Scientists have discovered how to make heroin and similar other opiates without using poppies.
The team led by researchers at University of California, Berkeley say they have identified a genetically engineered yeast able to convert sugar to a chemical that’s a precursor to morphine.
The findings were published in the journal Nature Chemical Biology.
The work is the result of 10 years spent manipulating the DNA of yeast to mimic poppies in hopes of creating cheaper and less addictive painkillers.
But until now, the yeast strains have only been able to perform the last steps of a long process that leads to the creation of opiates such as morphine.
But already warning bells are being sounded over the discovery, even by the scientists themselves
Society needs to “think this through now before it becomes a reality”, said bioengineer John Dueber of the UC Berkeley, who led the team. He stopped short of producing the drug in the lab.

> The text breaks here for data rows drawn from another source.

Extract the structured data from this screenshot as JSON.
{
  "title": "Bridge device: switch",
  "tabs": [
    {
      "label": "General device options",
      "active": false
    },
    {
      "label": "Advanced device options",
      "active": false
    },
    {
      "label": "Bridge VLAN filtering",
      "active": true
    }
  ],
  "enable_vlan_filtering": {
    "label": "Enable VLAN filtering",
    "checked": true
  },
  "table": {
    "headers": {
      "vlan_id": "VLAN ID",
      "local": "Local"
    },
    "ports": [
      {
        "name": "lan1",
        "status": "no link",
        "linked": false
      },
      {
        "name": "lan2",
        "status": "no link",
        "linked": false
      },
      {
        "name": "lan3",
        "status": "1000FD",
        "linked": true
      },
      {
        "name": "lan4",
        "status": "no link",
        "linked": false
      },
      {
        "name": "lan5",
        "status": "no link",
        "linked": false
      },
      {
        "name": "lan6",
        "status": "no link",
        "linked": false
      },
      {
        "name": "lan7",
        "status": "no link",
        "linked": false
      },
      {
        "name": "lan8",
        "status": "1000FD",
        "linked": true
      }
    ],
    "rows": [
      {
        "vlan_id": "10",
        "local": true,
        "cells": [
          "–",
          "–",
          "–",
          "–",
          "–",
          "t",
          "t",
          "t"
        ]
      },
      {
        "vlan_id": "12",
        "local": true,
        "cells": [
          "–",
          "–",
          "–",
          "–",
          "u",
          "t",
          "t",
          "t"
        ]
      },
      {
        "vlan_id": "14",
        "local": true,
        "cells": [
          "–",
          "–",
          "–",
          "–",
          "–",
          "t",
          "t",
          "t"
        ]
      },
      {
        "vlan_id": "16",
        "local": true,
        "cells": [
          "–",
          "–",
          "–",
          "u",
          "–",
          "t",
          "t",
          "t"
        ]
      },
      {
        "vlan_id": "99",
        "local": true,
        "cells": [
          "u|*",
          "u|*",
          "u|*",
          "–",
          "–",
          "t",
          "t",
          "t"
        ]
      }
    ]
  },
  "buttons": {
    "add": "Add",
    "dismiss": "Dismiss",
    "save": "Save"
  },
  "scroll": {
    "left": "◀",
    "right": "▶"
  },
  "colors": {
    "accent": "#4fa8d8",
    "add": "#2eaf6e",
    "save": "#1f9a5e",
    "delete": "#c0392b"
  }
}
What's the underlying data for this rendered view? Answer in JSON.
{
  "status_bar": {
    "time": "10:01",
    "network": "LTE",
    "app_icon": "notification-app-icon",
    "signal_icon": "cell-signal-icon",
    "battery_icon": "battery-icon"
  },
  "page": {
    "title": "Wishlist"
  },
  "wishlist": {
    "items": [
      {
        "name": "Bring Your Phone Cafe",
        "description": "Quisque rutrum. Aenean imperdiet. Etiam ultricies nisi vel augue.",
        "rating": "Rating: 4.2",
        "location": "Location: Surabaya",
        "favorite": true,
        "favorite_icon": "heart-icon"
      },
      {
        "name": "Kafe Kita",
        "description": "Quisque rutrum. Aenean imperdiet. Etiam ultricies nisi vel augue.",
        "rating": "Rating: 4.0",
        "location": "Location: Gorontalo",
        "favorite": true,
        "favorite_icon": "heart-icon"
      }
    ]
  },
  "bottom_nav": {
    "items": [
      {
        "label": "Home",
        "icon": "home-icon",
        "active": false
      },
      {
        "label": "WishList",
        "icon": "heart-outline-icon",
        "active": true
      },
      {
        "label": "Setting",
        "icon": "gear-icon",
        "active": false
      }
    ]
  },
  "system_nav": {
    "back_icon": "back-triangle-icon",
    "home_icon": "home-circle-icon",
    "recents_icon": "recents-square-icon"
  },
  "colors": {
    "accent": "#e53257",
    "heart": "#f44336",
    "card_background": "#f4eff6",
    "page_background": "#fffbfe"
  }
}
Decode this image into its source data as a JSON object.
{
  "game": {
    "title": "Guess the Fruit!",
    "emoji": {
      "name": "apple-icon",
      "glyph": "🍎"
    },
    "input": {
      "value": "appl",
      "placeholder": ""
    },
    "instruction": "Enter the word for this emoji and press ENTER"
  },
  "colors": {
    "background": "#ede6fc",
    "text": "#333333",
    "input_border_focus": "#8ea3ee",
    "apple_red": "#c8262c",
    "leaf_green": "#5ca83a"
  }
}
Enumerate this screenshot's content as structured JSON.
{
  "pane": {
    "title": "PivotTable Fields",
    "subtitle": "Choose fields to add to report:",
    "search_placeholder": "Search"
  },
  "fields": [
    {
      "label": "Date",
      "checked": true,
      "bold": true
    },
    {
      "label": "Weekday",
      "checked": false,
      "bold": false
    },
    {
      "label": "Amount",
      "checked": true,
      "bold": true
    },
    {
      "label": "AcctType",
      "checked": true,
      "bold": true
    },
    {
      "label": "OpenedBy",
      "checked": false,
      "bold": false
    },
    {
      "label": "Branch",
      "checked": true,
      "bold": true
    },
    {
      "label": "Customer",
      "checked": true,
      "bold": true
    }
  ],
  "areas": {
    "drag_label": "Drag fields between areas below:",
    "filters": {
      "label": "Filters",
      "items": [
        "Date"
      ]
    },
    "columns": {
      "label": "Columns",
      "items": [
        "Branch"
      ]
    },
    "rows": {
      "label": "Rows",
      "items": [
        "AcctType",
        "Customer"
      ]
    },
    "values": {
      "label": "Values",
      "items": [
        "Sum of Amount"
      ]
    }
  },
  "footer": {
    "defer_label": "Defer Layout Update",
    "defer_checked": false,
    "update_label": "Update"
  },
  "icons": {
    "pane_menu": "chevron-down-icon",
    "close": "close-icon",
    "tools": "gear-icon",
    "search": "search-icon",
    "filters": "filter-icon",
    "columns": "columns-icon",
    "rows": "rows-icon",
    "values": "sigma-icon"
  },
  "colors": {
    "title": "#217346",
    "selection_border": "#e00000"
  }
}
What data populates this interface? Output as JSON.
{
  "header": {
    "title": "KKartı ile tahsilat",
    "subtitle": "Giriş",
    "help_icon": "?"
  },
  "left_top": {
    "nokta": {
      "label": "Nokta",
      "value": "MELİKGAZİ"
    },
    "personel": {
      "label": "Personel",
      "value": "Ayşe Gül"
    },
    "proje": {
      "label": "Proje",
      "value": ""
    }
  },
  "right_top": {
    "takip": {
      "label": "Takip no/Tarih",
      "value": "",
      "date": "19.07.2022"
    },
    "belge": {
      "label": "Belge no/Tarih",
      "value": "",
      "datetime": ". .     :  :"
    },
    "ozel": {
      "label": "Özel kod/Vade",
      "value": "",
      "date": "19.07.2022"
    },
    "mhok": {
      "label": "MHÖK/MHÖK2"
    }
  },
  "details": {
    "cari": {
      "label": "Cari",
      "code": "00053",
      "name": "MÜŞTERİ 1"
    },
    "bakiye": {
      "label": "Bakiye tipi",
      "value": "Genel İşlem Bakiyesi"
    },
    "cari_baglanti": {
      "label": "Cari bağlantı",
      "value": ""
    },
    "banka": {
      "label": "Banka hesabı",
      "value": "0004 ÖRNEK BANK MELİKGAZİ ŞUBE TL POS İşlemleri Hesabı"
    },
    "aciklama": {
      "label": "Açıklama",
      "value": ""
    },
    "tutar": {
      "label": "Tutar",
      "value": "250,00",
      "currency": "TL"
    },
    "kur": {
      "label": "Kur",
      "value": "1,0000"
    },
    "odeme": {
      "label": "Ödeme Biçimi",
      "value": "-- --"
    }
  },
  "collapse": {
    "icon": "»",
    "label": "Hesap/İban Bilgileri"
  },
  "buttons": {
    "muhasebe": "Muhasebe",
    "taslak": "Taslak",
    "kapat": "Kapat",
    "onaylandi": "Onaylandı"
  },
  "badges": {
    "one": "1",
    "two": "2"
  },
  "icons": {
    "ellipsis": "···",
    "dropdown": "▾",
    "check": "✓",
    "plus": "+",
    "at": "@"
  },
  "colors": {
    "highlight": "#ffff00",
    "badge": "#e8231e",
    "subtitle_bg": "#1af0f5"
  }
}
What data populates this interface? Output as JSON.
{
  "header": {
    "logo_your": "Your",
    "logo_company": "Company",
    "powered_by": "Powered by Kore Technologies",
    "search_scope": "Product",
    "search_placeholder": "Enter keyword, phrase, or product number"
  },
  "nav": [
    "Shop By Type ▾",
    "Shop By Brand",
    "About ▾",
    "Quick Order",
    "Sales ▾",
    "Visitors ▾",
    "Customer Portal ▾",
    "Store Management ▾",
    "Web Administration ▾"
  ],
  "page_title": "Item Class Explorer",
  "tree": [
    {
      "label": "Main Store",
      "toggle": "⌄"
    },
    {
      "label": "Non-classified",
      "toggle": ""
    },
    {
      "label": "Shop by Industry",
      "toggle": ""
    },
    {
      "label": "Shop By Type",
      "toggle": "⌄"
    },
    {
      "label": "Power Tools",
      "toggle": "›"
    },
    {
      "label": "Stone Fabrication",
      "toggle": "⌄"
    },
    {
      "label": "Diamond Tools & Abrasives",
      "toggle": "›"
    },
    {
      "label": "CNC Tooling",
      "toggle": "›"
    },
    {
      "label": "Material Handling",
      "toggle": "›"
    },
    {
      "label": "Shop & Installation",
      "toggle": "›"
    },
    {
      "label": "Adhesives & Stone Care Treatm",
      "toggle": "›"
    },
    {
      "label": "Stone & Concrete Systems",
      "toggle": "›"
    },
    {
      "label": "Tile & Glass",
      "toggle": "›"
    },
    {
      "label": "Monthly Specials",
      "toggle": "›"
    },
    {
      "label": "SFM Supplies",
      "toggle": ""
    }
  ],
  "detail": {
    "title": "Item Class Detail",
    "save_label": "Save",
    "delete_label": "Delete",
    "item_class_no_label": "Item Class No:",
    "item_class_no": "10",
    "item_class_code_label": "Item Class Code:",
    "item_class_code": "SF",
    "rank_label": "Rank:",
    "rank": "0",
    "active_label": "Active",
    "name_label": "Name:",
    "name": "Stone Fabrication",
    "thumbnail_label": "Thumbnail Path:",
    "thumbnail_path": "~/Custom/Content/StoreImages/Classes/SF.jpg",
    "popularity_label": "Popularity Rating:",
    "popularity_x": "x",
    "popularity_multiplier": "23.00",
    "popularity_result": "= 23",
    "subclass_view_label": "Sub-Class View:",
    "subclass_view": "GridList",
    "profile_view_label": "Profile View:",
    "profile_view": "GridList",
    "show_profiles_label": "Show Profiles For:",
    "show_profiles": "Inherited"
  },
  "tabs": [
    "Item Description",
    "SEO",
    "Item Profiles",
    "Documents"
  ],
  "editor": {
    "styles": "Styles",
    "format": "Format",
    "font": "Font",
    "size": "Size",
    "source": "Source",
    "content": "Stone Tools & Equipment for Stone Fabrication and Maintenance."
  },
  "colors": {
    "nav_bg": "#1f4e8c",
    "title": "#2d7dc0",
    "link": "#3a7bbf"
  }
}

The journal Nature published a commentary by a group of researchers from the Massachusetts Institute of Technology and University of Alberta in Canada, calling for restriction of the genetically modified yeast strains to licensed facilities.
But others called for more discussion on the nature of any regulatory controls.
“While there are risks of not acting quickly enough on modifying regulations during early technical development, there are also risks of too hastily solving the wrong problems,” Megan Palmer of the Center for International Security and Cooperation at Stanford University said in a statement.